En ese momento no deseaba ser glorificada ni recibir algún tipo de honra por parte de los ejércitos. Necesitaba ver a su esposo y corroborar personalmente si él estaba en perfectas condiciones. Si solo tuviese más poder sería capaz de defenderlo, aunque significara sacrificar su vida por la de él.

Los instrumentos de aire resonaban en las calles anunciando la llegada del miembro imperial. La gente saludaba con ánimos de festival, mientras Catherine, con sus sentimientos a punto de estallar, se escondía en una sonrisa. El llegar a su encuentro le era ya imposible; las madres acercaban a sus hijos para que fuesen besados por ella, ya que todas las princesas herederas de antaño lo habían realizado, una costumbre que no se erradicaría tan fácilmente.

—¡Abran paso! La princesa heredera de Inglaterra se apresura a saludar a la Emperatriz Viuda —anunció un soldado desconocido.

Las flores rociaban el carruaje, delicados de colores claros, recordándole la sepultura de su madre y cómo ella se había encargado del fúnebre momento.

<<¿Debo saludar a esa arpía?>> se preguntó mientras saludaba de pie ante todos.

<<¡Larga vida a la princesa Catherine!>> gritaban los campesinos una y otra vez, a oídos de la Emperatriz, que con esto, recorriendo las calles, afirmaba su decisión; quien, en un punto de inflexión, pensó que tal vez estaba cometiendo un gran error.

Las puertas se abrieron dejando ver que Thomas la esperaba con una gran sonrisa, haciéndola sentir segura de que estaba bien. Ella se apresuró a sostener su mano.

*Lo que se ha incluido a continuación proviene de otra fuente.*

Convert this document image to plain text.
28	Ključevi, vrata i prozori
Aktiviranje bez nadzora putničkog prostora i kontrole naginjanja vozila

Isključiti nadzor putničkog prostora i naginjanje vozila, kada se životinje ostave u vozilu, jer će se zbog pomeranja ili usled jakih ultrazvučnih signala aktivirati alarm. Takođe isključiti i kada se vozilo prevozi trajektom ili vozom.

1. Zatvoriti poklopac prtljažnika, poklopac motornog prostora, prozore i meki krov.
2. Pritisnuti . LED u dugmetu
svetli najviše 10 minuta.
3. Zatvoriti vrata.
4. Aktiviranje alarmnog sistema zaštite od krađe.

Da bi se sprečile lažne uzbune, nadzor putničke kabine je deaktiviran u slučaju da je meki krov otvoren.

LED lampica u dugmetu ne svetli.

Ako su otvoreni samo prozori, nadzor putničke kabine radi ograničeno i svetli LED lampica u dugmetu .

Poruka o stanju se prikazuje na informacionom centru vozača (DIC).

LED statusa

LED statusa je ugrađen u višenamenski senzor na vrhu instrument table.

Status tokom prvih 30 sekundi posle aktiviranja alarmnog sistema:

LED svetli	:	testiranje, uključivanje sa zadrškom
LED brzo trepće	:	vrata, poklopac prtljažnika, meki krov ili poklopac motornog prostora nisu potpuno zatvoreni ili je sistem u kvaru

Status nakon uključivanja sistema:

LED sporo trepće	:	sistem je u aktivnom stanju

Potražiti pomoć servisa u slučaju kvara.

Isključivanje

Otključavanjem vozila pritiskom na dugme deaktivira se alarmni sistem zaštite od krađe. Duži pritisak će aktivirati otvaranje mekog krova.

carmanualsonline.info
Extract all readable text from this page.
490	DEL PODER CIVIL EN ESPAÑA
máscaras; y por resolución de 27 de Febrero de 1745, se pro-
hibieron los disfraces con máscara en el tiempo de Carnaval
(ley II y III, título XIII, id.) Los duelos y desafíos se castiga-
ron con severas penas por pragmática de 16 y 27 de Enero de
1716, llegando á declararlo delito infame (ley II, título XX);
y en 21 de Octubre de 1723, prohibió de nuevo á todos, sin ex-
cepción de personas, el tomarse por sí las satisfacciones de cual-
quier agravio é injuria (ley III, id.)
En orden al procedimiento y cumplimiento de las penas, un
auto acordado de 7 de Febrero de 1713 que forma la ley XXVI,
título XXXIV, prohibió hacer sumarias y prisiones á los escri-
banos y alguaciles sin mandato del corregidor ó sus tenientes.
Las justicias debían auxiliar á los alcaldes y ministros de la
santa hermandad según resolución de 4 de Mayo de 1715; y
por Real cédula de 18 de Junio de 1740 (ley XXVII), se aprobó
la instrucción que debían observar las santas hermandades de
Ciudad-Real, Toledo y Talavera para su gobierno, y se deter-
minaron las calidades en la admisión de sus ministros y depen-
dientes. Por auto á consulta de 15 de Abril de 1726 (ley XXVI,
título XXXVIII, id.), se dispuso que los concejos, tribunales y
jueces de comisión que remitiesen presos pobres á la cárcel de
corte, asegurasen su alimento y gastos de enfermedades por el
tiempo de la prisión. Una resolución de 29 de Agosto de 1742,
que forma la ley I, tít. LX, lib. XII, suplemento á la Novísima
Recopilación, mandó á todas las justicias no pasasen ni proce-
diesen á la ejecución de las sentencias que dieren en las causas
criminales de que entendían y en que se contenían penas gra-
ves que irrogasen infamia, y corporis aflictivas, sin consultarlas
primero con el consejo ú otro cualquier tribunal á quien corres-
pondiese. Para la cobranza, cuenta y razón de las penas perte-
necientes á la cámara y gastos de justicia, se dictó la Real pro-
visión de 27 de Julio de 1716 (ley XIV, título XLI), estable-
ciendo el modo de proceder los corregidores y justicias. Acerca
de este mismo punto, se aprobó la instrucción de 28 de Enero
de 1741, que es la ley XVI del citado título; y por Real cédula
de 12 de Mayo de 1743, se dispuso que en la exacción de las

—Fue imposible dormir sin mi amada Catherine a mi lado —dijo mientras besaba el dorso de su mano cubierta.

—Me alegra saber que estamos juntos.

Ambos fueron llevados a almorzar con la emperatriz y sus invitados. Entre ellos estaba su hermano mayor, el vendedor del uso no público. Aun con sus sentimientos a flor de piel, Catherine debía demostrar que era fuerte y que el pasado debía quedar plegado en una hoja más del tiempo.

—Saludos, madre —Catherine se inclinó suavemente—. Saludos, hermano mayor.

—Veo que mi hermana no ha aprendido buenos modales aún. Hace días debía haber venido a saludar a su madre —dijo mientras se acercaba con pasos firmes.

Sin importarle en lo más mínimo las personas presentes, que curiosas no dejaban de observar por encima de sus espaldas. No obstante, Thomas se puso delante de ella como su fiero protector; su palabra valía más que la efímera corona.

—Cuñado, deberías echarme la culpa a mí. Por mi egoísmo y mi profunda devoción necesitaba pasar el tiempo que me rechazaste cerca de ella —sonrió—. Comamos.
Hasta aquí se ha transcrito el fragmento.